One design agency explained it like this, “The best products do two things well: features and details. Features are what draw people to your product; details are what keep them there. Microinteractions are those details.” They are the small bits of functionality on a site that give the customer a special touch that makes them smile, or allows them to understand how something works in a very visual way.

For example, giving something a star rating, filling out an email signup box or “liking” something are all microinteractions. However, when it comes to website design, microinteractions can be used to highlight a call to action on your site in an extremely powerful way.

Another design agency has explored how big brands are starting to use microinteractions purely for user delight. One designer noted, “The other night I was browsing the Zappos iPhone app for a new pair of boots. I found a pair I liked and added it to my favorites…and that’s when a kitty cat surrounded by hearts flew across my screen.” It’s silly but it evokes emotion. If your brand can do something small to make your audience smile, then you are #winning, my friend!

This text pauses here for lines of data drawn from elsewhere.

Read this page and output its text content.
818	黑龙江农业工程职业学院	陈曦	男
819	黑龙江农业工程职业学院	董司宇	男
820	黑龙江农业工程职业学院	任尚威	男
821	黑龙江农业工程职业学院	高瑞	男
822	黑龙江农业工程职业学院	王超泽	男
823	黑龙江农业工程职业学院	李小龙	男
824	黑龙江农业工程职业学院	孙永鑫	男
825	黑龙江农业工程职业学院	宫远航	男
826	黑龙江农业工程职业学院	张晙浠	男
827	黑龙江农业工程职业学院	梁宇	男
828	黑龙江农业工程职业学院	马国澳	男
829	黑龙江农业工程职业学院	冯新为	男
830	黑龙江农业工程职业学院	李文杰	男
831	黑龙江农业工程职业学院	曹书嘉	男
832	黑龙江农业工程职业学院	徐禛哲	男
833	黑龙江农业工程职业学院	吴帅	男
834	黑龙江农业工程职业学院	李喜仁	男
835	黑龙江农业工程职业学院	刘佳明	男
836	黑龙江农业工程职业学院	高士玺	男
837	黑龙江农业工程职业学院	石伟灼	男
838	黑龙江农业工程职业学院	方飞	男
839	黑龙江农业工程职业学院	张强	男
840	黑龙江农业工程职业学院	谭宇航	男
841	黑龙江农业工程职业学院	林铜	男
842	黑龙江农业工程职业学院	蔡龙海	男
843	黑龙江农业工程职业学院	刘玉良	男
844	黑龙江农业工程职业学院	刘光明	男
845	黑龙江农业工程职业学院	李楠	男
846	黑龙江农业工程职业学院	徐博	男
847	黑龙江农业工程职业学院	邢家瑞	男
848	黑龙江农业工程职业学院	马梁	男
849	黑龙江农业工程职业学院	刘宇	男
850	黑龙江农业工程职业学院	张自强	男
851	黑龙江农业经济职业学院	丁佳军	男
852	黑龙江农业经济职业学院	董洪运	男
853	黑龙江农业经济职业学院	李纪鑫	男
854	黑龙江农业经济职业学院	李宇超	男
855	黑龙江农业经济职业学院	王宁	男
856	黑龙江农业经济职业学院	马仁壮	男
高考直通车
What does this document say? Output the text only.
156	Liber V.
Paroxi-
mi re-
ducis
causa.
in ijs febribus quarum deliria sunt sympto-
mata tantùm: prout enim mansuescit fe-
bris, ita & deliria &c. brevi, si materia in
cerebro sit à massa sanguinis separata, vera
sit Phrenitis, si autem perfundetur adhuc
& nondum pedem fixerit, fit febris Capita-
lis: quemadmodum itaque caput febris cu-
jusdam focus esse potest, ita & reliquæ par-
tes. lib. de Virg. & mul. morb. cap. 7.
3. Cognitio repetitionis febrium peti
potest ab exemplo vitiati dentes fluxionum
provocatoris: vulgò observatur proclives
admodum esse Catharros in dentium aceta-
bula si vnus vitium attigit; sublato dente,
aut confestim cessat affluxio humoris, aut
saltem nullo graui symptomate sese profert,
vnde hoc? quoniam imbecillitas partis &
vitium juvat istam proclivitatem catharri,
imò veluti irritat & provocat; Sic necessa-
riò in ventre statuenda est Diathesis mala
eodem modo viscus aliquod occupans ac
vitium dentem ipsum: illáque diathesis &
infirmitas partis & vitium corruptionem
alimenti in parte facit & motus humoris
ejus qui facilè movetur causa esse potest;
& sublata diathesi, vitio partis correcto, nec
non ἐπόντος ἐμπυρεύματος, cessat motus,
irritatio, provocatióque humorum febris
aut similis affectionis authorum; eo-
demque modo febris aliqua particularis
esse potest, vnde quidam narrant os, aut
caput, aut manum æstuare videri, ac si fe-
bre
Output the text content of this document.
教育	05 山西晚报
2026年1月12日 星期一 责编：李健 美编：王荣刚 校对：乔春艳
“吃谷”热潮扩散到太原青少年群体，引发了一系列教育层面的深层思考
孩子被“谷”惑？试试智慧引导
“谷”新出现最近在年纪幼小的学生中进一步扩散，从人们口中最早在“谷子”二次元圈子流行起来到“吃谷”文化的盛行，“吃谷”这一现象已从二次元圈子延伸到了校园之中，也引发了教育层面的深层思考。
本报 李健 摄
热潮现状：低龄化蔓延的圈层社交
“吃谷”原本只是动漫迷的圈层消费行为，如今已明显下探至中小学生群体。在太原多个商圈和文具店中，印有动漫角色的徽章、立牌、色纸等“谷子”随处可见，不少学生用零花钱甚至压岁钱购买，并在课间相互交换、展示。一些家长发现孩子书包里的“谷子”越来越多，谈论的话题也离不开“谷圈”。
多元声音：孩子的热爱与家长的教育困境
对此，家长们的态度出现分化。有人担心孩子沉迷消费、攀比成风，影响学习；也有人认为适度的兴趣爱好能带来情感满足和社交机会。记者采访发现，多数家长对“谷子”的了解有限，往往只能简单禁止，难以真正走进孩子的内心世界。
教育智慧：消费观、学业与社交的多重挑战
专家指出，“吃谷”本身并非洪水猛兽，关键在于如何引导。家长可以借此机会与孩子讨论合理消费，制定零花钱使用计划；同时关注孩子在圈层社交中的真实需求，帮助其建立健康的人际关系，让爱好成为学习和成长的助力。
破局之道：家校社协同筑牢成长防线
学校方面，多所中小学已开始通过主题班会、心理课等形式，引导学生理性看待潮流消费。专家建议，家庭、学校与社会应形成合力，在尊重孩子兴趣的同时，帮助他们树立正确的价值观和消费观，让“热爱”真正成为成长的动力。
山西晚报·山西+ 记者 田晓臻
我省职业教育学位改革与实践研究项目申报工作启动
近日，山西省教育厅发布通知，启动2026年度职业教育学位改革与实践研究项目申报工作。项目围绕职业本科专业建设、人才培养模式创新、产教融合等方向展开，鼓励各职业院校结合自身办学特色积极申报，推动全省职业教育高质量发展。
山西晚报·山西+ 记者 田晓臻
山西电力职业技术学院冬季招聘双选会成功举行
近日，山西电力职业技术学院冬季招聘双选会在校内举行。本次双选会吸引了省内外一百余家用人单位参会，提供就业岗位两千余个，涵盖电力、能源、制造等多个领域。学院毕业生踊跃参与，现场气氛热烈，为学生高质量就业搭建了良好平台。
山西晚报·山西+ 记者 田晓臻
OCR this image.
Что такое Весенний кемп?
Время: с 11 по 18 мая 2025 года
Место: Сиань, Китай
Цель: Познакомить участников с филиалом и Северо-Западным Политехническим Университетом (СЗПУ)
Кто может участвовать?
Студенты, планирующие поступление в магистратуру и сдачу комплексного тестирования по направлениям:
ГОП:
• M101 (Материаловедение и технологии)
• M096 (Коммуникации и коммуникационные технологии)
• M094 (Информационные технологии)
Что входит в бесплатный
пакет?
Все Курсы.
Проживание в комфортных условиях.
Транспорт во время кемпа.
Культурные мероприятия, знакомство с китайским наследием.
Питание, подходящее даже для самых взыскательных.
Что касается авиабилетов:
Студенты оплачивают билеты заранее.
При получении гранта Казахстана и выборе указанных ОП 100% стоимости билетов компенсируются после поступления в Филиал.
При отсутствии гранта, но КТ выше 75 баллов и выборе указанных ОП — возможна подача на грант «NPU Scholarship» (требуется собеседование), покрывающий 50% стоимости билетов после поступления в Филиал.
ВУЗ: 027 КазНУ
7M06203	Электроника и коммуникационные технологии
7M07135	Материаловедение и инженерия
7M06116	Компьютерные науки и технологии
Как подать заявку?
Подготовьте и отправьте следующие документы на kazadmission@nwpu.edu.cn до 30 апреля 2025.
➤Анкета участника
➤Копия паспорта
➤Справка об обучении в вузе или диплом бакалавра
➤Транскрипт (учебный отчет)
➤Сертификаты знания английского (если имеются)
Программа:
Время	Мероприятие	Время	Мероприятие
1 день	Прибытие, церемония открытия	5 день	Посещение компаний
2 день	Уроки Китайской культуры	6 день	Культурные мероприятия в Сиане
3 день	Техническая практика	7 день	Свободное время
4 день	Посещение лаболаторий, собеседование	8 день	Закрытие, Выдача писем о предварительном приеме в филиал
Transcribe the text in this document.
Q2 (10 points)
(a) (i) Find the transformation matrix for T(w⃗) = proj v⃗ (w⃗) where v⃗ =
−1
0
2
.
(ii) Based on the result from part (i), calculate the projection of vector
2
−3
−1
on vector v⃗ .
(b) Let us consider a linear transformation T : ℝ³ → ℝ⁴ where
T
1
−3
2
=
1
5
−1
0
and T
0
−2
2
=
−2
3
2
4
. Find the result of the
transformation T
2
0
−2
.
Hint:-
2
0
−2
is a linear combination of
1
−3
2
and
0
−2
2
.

As long as it doesn’t affect performance in any way, then you can make room for cuteness within your website design budget.


flying cat

3. It’s Never Too Late to Abbreviate!

Websites have a tendency to become ridiculously crowded! Too much information —> too many options —> TOO MUCH TEXT! So why on earth would anyone want to recreate that crowded and overwhelming feeling on their corporate site? Think of it this way; your website is a compact parking space – the shorter the better! Content needs to be summarized, giving just the right amount of data to inform but not overwhelm the user. If you still have pages on your site that are long columns of text, you can be sure they aren’t being read and the bounce rates are high. The key is to give the power to the customer; let them choose how much information they want to see.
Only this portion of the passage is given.